The racism was structural—brought about by both government and business—and it was interpersonal, with individuals actively carrying out the policies and discriminating to ensure that blacks didn’t slip in. This is Long Island’s legacy. Structural racism continues, and today other non-white groups are sometimes victimized as well.

Our housing is still segregated. Measuring residential segregation, Long Island is among the 10 most racially segregated metropolitan regions in the United States. White-to-black segregation levels remain severe. Segregation levels between whites and Hispanics, and whites and Asians, while not yet severe, are rising. Housing discrimination is still occurring. Local housing discrimination lawsuits are resulting in successful settlements.

Segregation levels in public schools are heading in the wrong direction. Between 2004 and 2016 the number of intensely segregated school districts (90-100% non-white) more than doubled, and students attending these segregated schools more than tripled.

Interestingly, the Long Island Index’s latest survey of Long Islanders shows significant differences by race concerning public education—with 60% of blacks saying that more should be done to integrate schools, compared to 49% of Hispanics and only 28% of whites. Whites are also dramatically more satisfied with the quality of public education than are blacks and Hispanics.

The ongoing segregation and discrimination create indefensible disadvantages for certain Long Islanders and also deprive Long Island of talent and skills that the region needs to compete successfully in a 21st-Century economy. They are a self-inflicted drag on Long Island’s economic prosperity.

How can the current trajectory be reversed? A sizeable proportion of the current silent bystanders on Long Island will need to become champions for change in their own communities and with local and state governments. They will need to support laws, policies, and practices that dismantle segregation.

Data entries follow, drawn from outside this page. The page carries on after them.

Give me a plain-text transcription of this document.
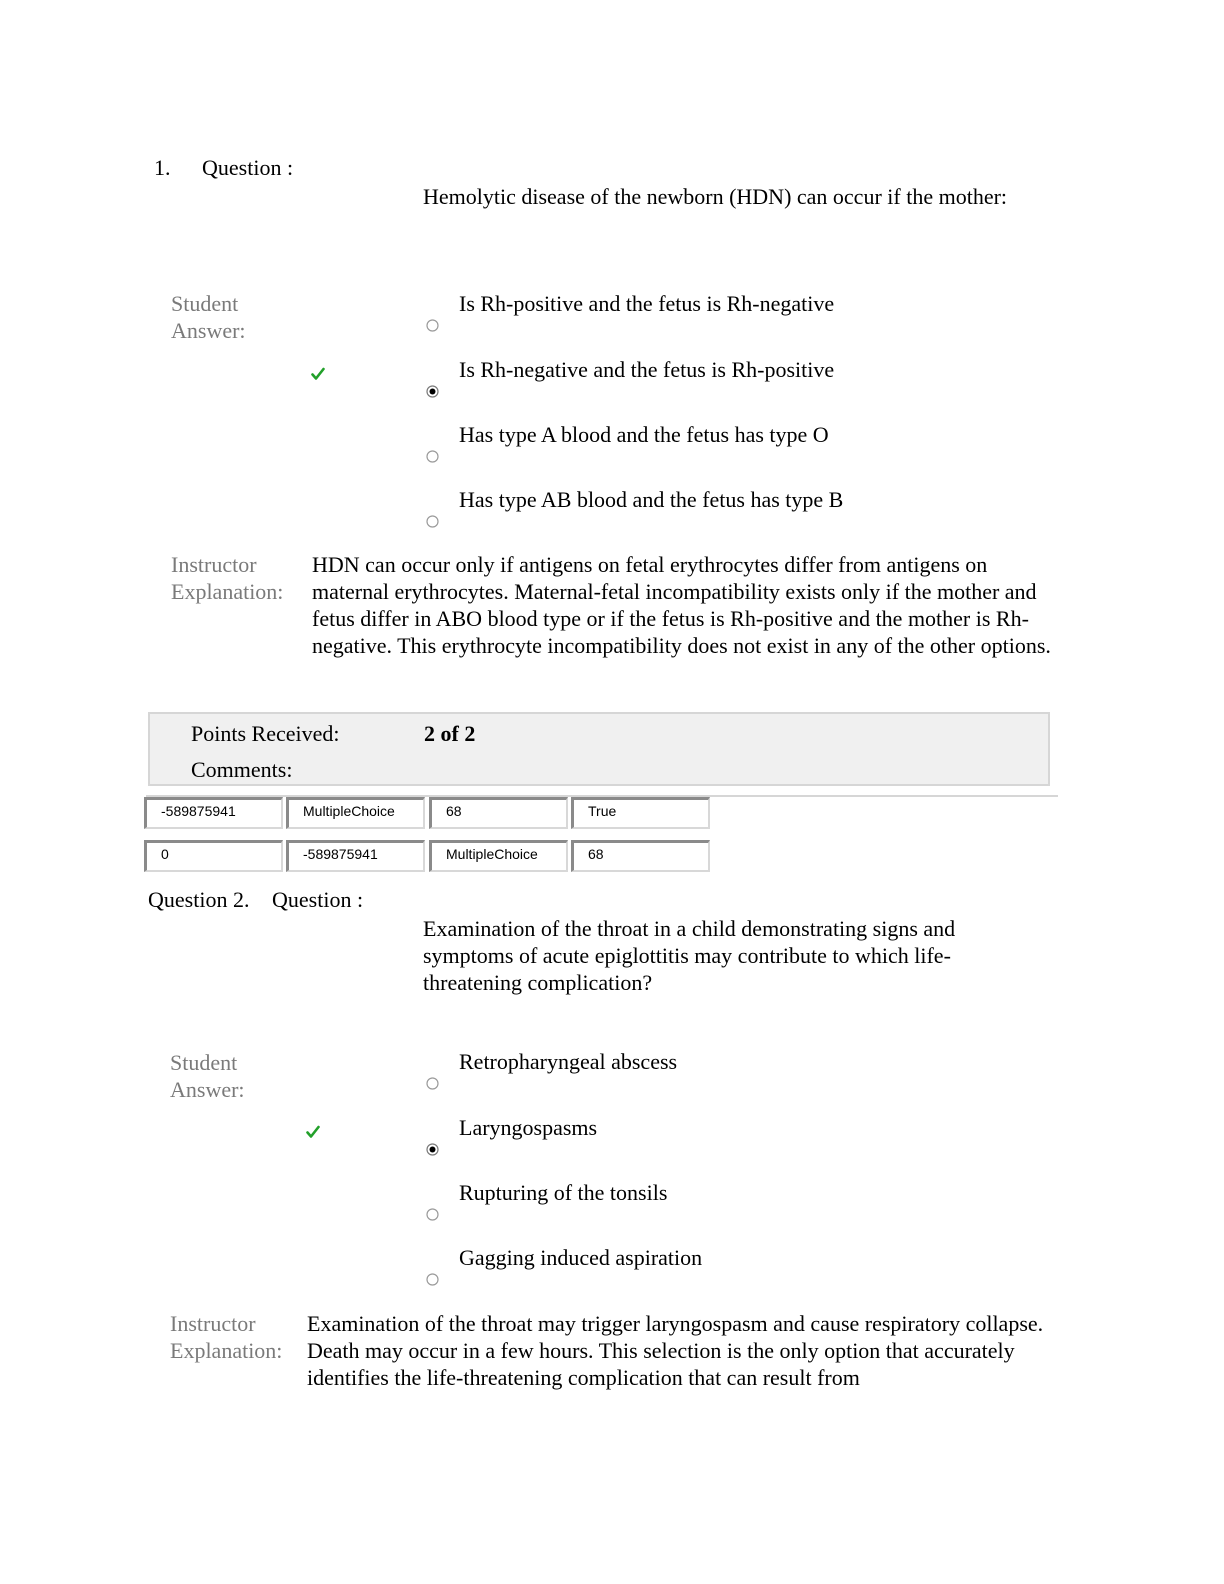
1. Question :
Hemolytic disease of the newborn (HDN) can occur if the mother:
Student Answer:
Is Rh-positive and the fetus is Rh-negative
Is Rh-negative and the fetus is Rh-positive
Has type A blood and the fetus has type O
Has type AB blood and the fetus has type B
Instructor Explanation:
HDN can occur only if antigens on fetal erythrocytes differ from antigens on maternal erythrocytes. Maternal-fetal incompatibility exists only if the mother and fetus differ in ABO blood type or if the fetus is Rh-positive and the mother is Rh-negative. This erythrocyte incompatibility does not exist in any of the other options.
Points Received:	2 of 2
Comments:
-589875941	MultipleChoice	68	True
0	-589875941	MultipleChoice	68
Question 2. Question :
Examination of the throat in a child demonstrating signs and symptoms of acute epiglottitis may contribute to which life-threatening complication?
Student Answer:
Retropharyngeal abscess
Laryngospasms
Rupturing of the tonsils
Gagging induced aspiration
Instructor Explanation:
Examination of the throat may trigger laryngospasm and cause respiratory collapse. Death may occur in a few hours. This selection is the only option that accurately identifies the life-threatening complication that can result from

Structural problems require structural solutions. Yet too often the instinct is to leave structural racism in place and then wonder why e orts around the edges don’t make a lasting difference.

Regional cohesion and empathy across racial groups is far less likely, because people from different racial groups do not know each other, do not live together or go to school together, and as a result inhabit very different realities. Solving structural racism will require a shared understanding of history, objective facts about current challenges and how to address them, and familiarity with and empathy for people who are not like oneself.

The familiarity and empathy gaps on Long Island will not lessen if segregation remains so widespread and unchallenged. Central to the prosperity and sustainability of Long Island is the extent to which Long Islanders tackle segregation head-on.